If the goal is to create excitement, hype, and a ton of interesting matches, then I’d say Battlecode 2021 was a great design. It created a lot of different unique problems teams had to solve such as defending buff mucks, scouting, capturing neutral ECs and tons more. The interplay of different solutions to different problems culminated in 16 teams in the finals creating wildly different results in each matchup.
However, in terms of accessibility, as usual Battlecode does quite poorly. New competitors will find it very difficult to get started. Not only is bytecode usually a foreign concept to most, but the specs are quite long and it’s easy to get lost in them. The startup cost to get a bot working and submitted to servers is quite high with installation / setup instructions that are neither intuitive nor simple to follow, leading to many new competitors dropping the compettition early. Moreover, the lack of perfect information is almost always a blocker for new competitors as it’s difficult to code something for all your different units that can’t see each other or work together unless you use a very rudimentary communications system.
Another issue is the poor feedback in Battlecode. Comparatively to past years, games ran a lot slower making the time to feedback for how your code changes surface up in matches a lot longer and slowing development. This commonly frustrates competitors and adds to that startup cost as people have to adapt to the slowness. Another major issue is the visualizer giving very poor visual feedback on important things that competitors wanted to know about, e.g. unit influence / conviction, how far a poli empowered etc.
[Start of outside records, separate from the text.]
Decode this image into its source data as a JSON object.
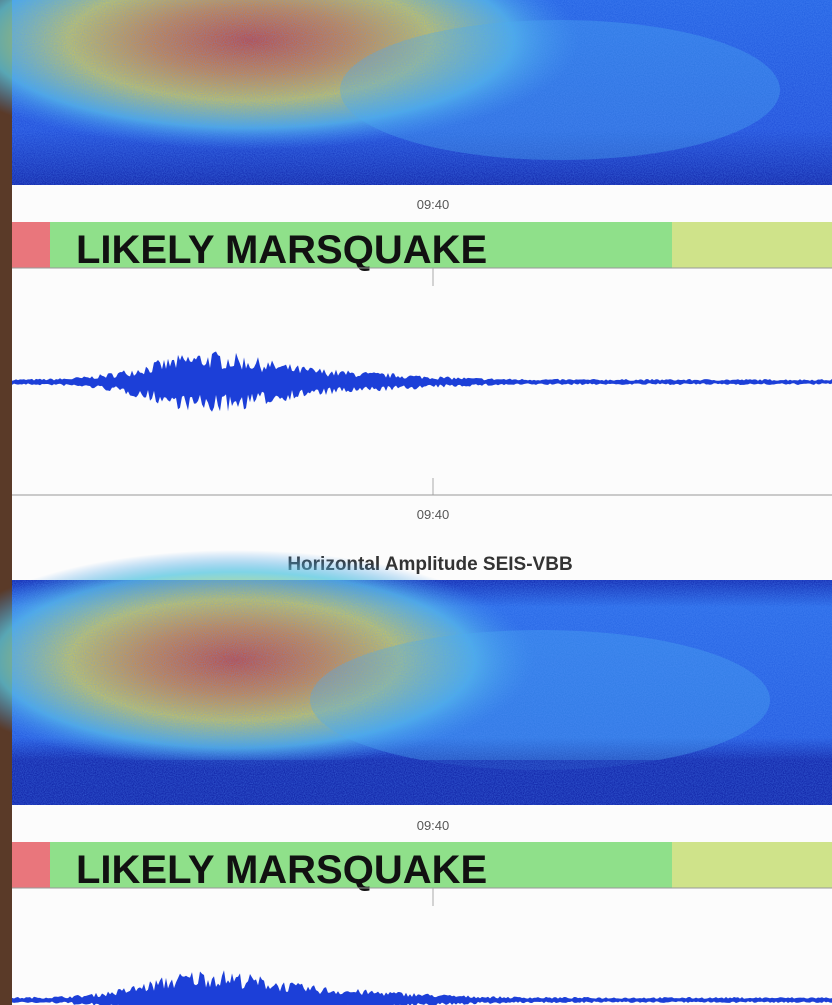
{
  "upper": {
    "time_label_top": "09:40",
    "banner": "LIKELY MARSQUAKE",
    "time_label_bottom": "09:40"
  },
  "section_title": "Horizontal Amplitude SEIS-VBB",
  "lower": {
    "time_label_top": "09:40",
    "banner": "LIKELY MARSQUAKE"
  }
}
This made debugging a lot more difficult and made the gulf of evaluation grow ever so larger. However, given the required style of Battlecode, it’s difficult to make an efficient game and visualizer, and to have gotten this far already is quite a feat.
Fortunately, in my opinion, a good turning point from last year is the reduction in units, which also has it pros and cons. Primarily, this makes coding a lot simpler and makes it easier to comprehend. Too many units and the action space becomes ridiculously large, which helps expand the space for strategy, but at a severe cost of understanding and good system images to help connect the competitor’s conceptual models with the correct conceptual model of the game.
Despite less units and a smaller action space than previous years, the mechanics of this year’s game still enabled a wide variety of strategies, although mostly difficult to see on a macro scale. One of the more interesting designs of this year is the power to take control of opposition units and use them yourself through poli empower abilities. This invited the potential for a ton of strategies that I think could be employed if teams were given more time.
Another interesting feature is the ability to variably decide the influence and conviction of a unit upon building it. This allowed for things like buff mucks to become a big part of the competition, but in my opinion this just added unecessary difficulty and complexity that wasn’t that interesting. The same can be said for the whole bidding for votes feature. Having to optimize bids and unit sizes based on incomplete information is definitely an interesting problem, but not something I would try to deal with in only 3 weeks. Many teams in fact didn’t even bother with the bidding mechanic of the game at all until very late into the tournament, with many teams believing it to be fairly suboptimal to bid and the only reason you would bid would be to prevent yourself from accidently losing to teams who actually bid for votes and somehow dodge all your units.
When a design ends up becoming pure optimization using the same features every other team uses, it can become quite dull. Luckily in Battlecode, there are a high number of features and local / communicated information that can be used to aid in optimization that make it quite fun and interesting to analyze. This helps further make the variable influence / conviction not too bad of a design, but perhaps a bit of an annoyance.
Final bot contained 2908 lines of code with 395 lines of comments. I made 191 commits. The max commits in a single day is 23.